St. Paul tells us that the Spirit will always be opposed to the flesh to the point where we sometimes find ourselves behaving in ways we otherwise wouldn’t choose (cf. Gal. 5:17). This is something, I believe, we all deal with. It is difficult to live in the Spirit while at the same time living in a materialistic, hyper-sexualized culture. I think this is due in part because the culture at large measures success based on said terms. It’s difficult to escape. Sometimes this way of thinking even seeps into our prayer life. We find ourselves praying not for heavenly graces, but rather for worldly success. Instead of seeking to grow in the virtuous life, we pray to grow in the things that often times lead to vices. Yes, there is nothing wrong with asking the Lord to help us get through financial hurdles, but the principal purpose of prayer is to draw us closer God.
The issue at hand is that we find ourselves praying for what makes us happy over what should make us holy. There is a false notion being promoted in society that feeling “happy” holds primacy in the ethos of how we ought to navigate through life. This leads to all the things Paul warns us against: “immorality, impurity, licentiousness, idolatry, sorcery, hatreds, rivalry, jealousy, outbursts of fury, acts of selfishness, dissensions, factions, occasions of envy, drinking bouts, orgies, and the like” (Gal 5:19-20). All these behaviors are rooted in the flesh. Paul does not mince words: “I warn you, as I warned you before, that those who do such things will not inherit the kingdom of God” (Gal 5:21).
“I warn you, as I warned you before, that those who do such things will not inherit the kingdom of God”
When I pray the Office (the prayers priests and religious are obliged to pray), I often stop myself when my mind begins to wander towards what St. Ignatius calls “low and earthly things.” Why do my thoughts tend to dwell on such things? This forces me to examine my priorities, or in Augustinian terms, “my loves.” I am convinced that this is God’s way of showing me where my heart is. In God’s infinite wisdom, this period of meditation within prayer, I believe, is God’s way of communicating the areas of my life that require re-orientation.
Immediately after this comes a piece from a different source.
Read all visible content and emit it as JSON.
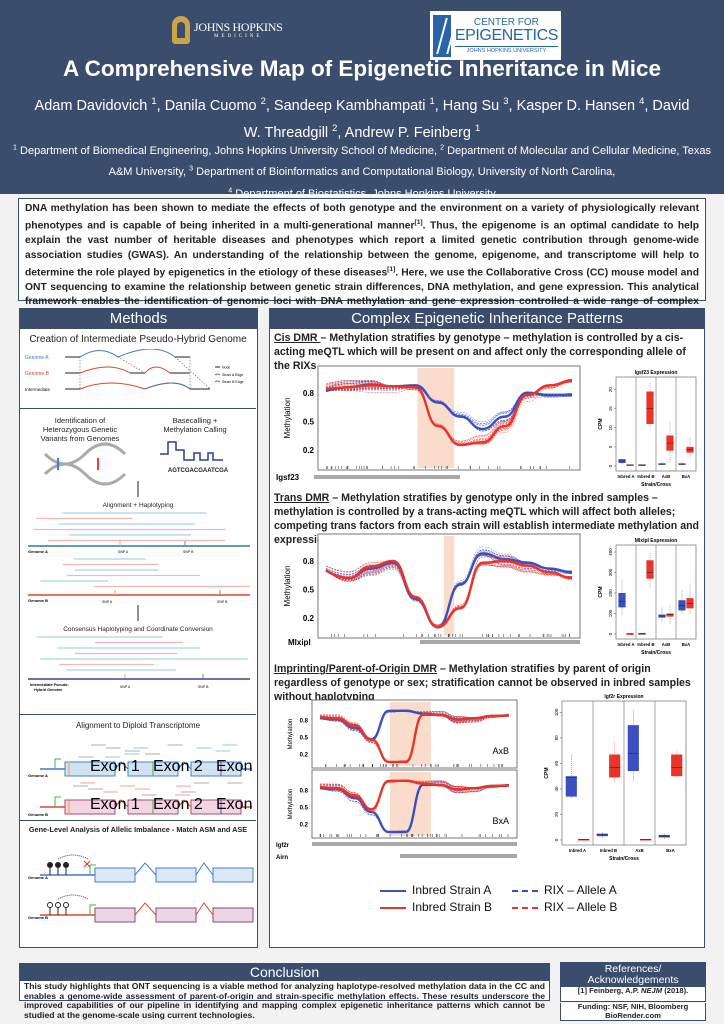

“the fruit of the Spirit is love, joy, peace, patience, kindness, generosity, faithfulness, gentleness, and self-control”
This, I believe, is what it means to pray in the Spirit because at it’s very core is self-discipline. Paul states: “the fruit of the Spirit is love, joy, peace, patience, kindness, generosity, faithfulness, gentleness, and self-control” (Gal 5:22). I find it that when one prays in the flesh, with more worldly things in mind, what is evidently absent is the desire for self-mastery. The virtuous life demands self-control from worldly pleasures. This is something, I feel, is not being communicated enough in today’s age. The people of God, by and large, are not being challenged enough to detach themselves from the plethora of placebos that offer no real lasting joy. These placebos, more often than not, wage war against the soul (cf. 1 Pt 2:11).
Isn’t it odd that those who seem to have the most success also seem to have the most dysfunction? Look at those who live the Hollywood lifestyle, those the world showcase as the pinnacle of achievement. Why is the suicide rate exponentially higher among those who live in first world nations? I believe it’s because we’ve placed the measure of our self-worth and the value of life on the material. This breeds a culture of envy and jealousy that is diametrically opposed to the Spirit. Let us pray for the grace to seek the things that point heavenward. Let us pray for the things that will lead us to sanctity rather than profit, purity rather than pleasure, and selflessness rather than jealousy.